Both Daly and Pringle blamed the Catholic Church for “holding back the progress of women in Irish society.” Daly said, “There is no place for the church in political life, in selecting core curriculum in schools nor in governing women’s bodies” while Pringle added, “When we look back on the oppression of women and children in Ireland, we must inevitably view the Catholic church as a predominant influence. Shame of sexuality was bred into women for over a hundred years.”

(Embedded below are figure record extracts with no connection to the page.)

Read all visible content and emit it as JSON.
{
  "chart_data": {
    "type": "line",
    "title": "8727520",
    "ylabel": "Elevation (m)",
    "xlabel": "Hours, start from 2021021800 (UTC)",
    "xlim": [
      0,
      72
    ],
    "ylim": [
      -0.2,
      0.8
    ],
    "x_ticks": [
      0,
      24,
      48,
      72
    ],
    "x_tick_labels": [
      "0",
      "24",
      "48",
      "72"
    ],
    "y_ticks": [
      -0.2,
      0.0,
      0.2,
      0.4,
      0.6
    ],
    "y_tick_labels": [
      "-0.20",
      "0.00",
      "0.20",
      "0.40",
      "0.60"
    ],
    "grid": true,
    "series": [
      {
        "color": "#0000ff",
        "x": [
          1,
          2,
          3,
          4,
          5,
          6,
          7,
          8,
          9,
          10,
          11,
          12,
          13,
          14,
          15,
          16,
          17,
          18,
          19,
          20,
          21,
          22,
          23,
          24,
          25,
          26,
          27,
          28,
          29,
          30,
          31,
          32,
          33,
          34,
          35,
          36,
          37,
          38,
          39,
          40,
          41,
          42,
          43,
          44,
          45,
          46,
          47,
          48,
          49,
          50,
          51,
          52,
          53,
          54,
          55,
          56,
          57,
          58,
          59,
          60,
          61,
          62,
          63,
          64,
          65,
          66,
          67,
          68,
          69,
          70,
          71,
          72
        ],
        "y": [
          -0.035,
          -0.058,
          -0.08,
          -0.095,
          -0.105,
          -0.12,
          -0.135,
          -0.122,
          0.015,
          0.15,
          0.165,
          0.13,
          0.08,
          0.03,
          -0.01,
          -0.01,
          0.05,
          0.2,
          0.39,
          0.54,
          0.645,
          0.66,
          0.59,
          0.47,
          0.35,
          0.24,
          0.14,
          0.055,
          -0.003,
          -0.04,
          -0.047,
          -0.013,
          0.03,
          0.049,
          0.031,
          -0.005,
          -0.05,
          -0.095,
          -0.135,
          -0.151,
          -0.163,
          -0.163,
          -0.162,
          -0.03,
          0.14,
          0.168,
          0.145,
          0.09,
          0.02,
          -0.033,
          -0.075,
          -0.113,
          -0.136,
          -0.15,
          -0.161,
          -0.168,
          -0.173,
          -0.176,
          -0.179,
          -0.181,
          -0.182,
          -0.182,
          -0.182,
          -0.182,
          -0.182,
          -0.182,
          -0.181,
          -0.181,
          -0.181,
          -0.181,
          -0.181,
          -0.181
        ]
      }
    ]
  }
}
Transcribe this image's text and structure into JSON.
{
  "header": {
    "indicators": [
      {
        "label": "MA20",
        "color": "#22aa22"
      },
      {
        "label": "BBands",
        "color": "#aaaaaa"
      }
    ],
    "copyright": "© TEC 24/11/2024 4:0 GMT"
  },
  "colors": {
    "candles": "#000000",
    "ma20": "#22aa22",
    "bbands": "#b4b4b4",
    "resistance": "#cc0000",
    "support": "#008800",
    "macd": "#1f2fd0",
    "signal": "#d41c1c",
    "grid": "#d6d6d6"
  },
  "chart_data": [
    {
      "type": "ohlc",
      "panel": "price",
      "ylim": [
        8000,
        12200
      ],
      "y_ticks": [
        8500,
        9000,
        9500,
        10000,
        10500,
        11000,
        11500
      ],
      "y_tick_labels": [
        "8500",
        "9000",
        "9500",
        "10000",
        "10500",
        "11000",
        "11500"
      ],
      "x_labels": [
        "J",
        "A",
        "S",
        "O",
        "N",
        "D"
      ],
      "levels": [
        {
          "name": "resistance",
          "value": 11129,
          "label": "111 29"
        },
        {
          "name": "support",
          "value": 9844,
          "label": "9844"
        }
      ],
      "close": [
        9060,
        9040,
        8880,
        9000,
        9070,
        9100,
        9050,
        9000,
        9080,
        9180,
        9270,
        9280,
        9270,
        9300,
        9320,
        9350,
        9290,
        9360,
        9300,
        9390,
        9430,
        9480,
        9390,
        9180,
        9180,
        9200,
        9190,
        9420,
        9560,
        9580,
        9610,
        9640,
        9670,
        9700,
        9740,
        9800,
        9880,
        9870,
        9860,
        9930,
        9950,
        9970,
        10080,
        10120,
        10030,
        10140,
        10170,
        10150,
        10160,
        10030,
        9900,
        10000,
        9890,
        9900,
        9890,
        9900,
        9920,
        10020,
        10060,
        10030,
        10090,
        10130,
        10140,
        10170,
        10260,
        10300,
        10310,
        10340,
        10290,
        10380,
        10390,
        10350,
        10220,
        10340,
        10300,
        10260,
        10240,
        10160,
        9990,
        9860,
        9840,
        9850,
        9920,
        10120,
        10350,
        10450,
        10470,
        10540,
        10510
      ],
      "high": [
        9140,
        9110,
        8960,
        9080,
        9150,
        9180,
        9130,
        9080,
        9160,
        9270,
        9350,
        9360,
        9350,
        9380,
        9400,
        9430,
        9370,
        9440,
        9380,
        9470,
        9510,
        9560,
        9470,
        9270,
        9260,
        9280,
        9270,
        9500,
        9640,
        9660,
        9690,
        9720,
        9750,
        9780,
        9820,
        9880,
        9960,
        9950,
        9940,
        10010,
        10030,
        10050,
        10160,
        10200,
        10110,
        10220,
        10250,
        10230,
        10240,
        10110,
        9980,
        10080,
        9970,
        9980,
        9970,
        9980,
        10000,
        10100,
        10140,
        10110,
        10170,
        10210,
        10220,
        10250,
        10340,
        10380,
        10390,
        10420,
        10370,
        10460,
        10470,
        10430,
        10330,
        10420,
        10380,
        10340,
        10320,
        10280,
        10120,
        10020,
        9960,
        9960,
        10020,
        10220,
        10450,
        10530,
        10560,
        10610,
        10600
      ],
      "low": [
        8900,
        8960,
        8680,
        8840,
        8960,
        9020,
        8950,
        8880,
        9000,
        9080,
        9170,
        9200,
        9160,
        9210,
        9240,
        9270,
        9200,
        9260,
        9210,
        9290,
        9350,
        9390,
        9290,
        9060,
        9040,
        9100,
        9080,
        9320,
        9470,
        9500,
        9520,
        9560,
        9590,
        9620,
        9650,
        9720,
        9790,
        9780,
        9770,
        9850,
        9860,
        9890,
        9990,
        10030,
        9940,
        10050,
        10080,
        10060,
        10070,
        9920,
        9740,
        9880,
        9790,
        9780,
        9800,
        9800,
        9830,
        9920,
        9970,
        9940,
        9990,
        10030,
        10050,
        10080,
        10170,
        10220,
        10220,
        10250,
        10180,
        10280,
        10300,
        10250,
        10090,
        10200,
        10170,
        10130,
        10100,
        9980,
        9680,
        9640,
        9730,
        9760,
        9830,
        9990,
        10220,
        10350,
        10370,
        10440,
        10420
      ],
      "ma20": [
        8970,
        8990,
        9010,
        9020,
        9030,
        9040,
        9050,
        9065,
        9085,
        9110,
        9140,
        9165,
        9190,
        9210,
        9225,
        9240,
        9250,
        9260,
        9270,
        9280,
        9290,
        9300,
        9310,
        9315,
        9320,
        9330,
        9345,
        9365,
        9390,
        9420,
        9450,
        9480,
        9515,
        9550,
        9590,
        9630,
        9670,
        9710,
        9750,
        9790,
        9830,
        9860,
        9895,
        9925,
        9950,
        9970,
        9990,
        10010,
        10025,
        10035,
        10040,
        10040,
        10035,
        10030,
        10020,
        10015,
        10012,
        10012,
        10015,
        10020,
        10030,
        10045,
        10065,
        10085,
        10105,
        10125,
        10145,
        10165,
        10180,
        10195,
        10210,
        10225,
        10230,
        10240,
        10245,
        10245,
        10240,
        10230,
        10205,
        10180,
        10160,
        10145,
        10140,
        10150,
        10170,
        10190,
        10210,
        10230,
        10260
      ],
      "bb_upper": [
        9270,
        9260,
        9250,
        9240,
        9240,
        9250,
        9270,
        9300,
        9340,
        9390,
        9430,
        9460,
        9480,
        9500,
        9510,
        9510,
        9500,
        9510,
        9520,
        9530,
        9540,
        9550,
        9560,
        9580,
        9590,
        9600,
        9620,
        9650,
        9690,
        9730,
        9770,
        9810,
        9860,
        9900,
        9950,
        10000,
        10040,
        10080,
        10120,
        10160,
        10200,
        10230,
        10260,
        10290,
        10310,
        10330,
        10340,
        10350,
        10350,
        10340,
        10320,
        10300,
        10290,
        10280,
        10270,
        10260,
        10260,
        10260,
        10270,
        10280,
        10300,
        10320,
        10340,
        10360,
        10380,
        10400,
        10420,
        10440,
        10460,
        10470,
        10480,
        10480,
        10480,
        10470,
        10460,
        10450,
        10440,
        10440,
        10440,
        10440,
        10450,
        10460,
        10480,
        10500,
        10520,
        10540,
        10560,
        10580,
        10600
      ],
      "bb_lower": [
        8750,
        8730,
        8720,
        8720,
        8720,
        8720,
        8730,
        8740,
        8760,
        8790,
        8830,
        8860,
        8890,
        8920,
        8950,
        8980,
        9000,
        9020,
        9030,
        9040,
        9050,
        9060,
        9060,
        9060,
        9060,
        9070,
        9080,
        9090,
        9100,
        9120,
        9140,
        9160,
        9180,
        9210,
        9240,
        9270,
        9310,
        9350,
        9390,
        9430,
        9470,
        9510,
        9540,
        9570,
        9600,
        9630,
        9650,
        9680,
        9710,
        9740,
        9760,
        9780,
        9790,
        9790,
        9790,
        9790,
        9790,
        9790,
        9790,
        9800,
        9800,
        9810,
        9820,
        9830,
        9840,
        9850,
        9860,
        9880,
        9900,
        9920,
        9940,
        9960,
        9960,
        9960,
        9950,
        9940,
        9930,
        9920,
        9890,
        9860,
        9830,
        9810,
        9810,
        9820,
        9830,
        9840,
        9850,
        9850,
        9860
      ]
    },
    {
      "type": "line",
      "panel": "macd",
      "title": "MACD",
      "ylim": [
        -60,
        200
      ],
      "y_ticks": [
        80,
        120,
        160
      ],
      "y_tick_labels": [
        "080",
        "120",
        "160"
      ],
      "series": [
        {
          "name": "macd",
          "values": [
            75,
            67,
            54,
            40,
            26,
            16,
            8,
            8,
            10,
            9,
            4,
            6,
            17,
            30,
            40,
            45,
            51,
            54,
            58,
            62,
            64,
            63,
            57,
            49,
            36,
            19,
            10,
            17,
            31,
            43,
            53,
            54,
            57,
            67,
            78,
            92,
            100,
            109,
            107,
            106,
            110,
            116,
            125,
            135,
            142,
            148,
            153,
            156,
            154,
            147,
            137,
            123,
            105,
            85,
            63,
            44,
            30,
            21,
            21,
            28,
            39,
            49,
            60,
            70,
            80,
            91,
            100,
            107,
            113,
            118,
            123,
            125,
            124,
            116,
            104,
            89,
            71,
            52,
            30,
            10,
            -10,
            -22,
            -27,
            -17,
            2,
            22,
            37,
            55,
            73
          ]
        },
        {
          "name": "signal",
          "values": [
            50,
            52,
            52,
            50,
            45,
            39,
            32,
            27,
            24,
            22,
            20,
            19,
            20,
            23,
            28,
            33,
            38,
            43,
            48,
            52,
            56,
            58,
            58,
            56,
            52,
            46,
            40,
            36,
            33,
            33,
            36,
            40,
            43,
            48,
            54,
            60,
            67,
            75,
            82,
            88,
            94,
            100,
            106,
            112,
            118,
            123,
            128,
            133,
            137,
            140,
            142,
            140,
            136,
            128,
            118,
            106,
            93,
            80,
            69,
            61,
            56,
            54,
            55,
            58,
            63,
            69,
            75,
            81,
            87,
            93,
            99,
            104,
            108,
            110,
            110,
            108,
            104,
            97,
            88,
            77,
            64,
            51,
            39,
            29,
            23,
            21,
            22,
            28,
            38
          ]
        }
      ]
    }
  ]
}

They both called for a human rights module to be introduced into the national school curriculum,

In a second panel chaired by TD Thomas Pringle, Dublin Sinn Fein councillor, Eoin O’Broin, and Eugene McCartan, General Secretary of the Communist Party of Ireland, discussed the merits of the 1934 Irish Republican Congress, an effort by Peadar O’Donnell and others to create a stronger left-wing republican base to combat poverty and inequality.

“In many ways, the Congress, though short-lived, was a high point of left-leaning Republicanism of that era but it was also a lesson in abject failure,” said O’Broin. “It showed the immense challenges involved in linking nationalist and socialist traditions then and building socio-economic bridges, especially in northern Ireland.”

He added, “With the IRA’s ambivalence towards such a radical movement, Fianna Fail’s continued platform building then and the inability of Congress leaders to read the political situation and devise proper strategies, it, in effect, helped result in sixty years of Fianna Fail rule.” Saying there are “many lessons to be learned from the Congress,” McCartan added, “Greater appreciation of working-class issues is key to a fairer society as is the building of a common consciousness and a confidence in ordinary people that they can change things.”

John Crowley, who travelled from Scotland to attend the conference, said, “Overall, there were some very interesting analyses and from diverse viewpoints with many of the issues still relevant in today’s society.”